Mais de uma vez Karn jurou que honraria a memória de Venser. Venser tinha visto algo nele, algo pelo qual valia a pena morrer. Se Karn se deixasse morrer, estaria traindo aquela esperança.

O que tornava sua situação atual ainda mais dolorosa. Amarrado a um pedaço flutuante de escória erguido pelo coro de Norn, feito do mesmo material que o impediu de transplanar nas Cavernas de Koilos, o que parecia anos atrás, ele tem a visão perfeita do fim do Multiverso. A maior parte do seu corpo foi levada para ser usada como sucata. Karn costumava se perguntar por que ele podia sentir dor. “As pessoas são menos propensas a machucar algo que grita,” Urza disse. Que pena que phyrexianos não são pessoas. Karn está em agonia.

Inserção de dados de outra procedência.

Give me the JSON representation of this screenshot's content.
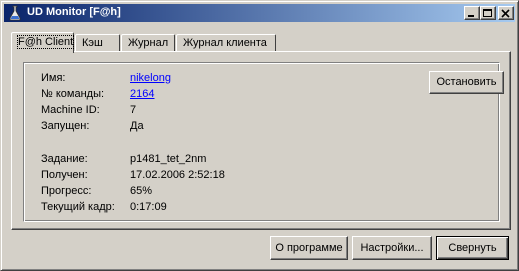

Ele não tem escolha a não ser abraçá-la, remodelá-la, torná-la algo útil: uma âncora que o manterá preso ao que resta deste corpo. Enquanto puder sentir essa dor, ele é ele mesmo.

E cercado pelo triunfo de seus fracassos, parece apropriado.

Este é o fim – de suas criações, do Multiverso, dele.

Conhecendo Norn, não será rápido. Entre as provocações intermináveis de Vorinclex e as cutucadas de Jin-Gitaxias, Karn não tem ilusões sobre o que será feito com ele. O que está sendo feito com ele. Os phyrexianos o desmontaram, peça por peça, e reaproveitaram seu corpo prateado. Vorinclex e Jin-Gitaxias têm ideias diferentes sobre a melhor forma de fazer isso, mas a ideia principal é a mesma.

E Norn?

Norn quer que ele sofra. Ele vê isso em seu sorriso cheio de presas.

“Falso Patriarca,” ela diz a Karn, “não é uma visão abençoada? Depois de todos os seus anos de tropeços, ver as alturas que escalamos sem você.”

Karn não olha para ela. Não pode. Ele tem pouco poder precioso dentro dele. Com o que resta, ele quer se lembrar de seus amigos. É o mínimo que ele pode fazer por eles. Koth senta-se com as costas retas enquanto Jin-Gitaxias avança em sua direção. Dos cativos, ele é o único a encontrar os olhos de Karn. Todos os outros têm suas razões. Chandra está muito machucada para se ajoelhar. E Melira?

Melira também não suporta olhar.

Embora seu coração doa, ele entende. Depois de tudo pelo que trabalharam, todo o tempo lutando contra o impossível, os sacrifícios e os sonhos, todos vão morrer aqui. Por causa de seus erros cometidos tanto tempo atrás. Se ele estivesse no lugar dela, também não iria querer olhar.

Seus pretensos salvadores mirranianos já perderam seus membros; alguns já estão sendo implantados e se tornando novas monstruosidades. Quando chegaram, havia dezenas deles. Agora resta apenas um punhado – Koth, Melira, Wrenn, Chandra e talvez dez ou vinte sobreviventes. Um por um, os outros foram arrastados para experimentos. Aqueles que continuam aqui estão por razões especiais de Norn.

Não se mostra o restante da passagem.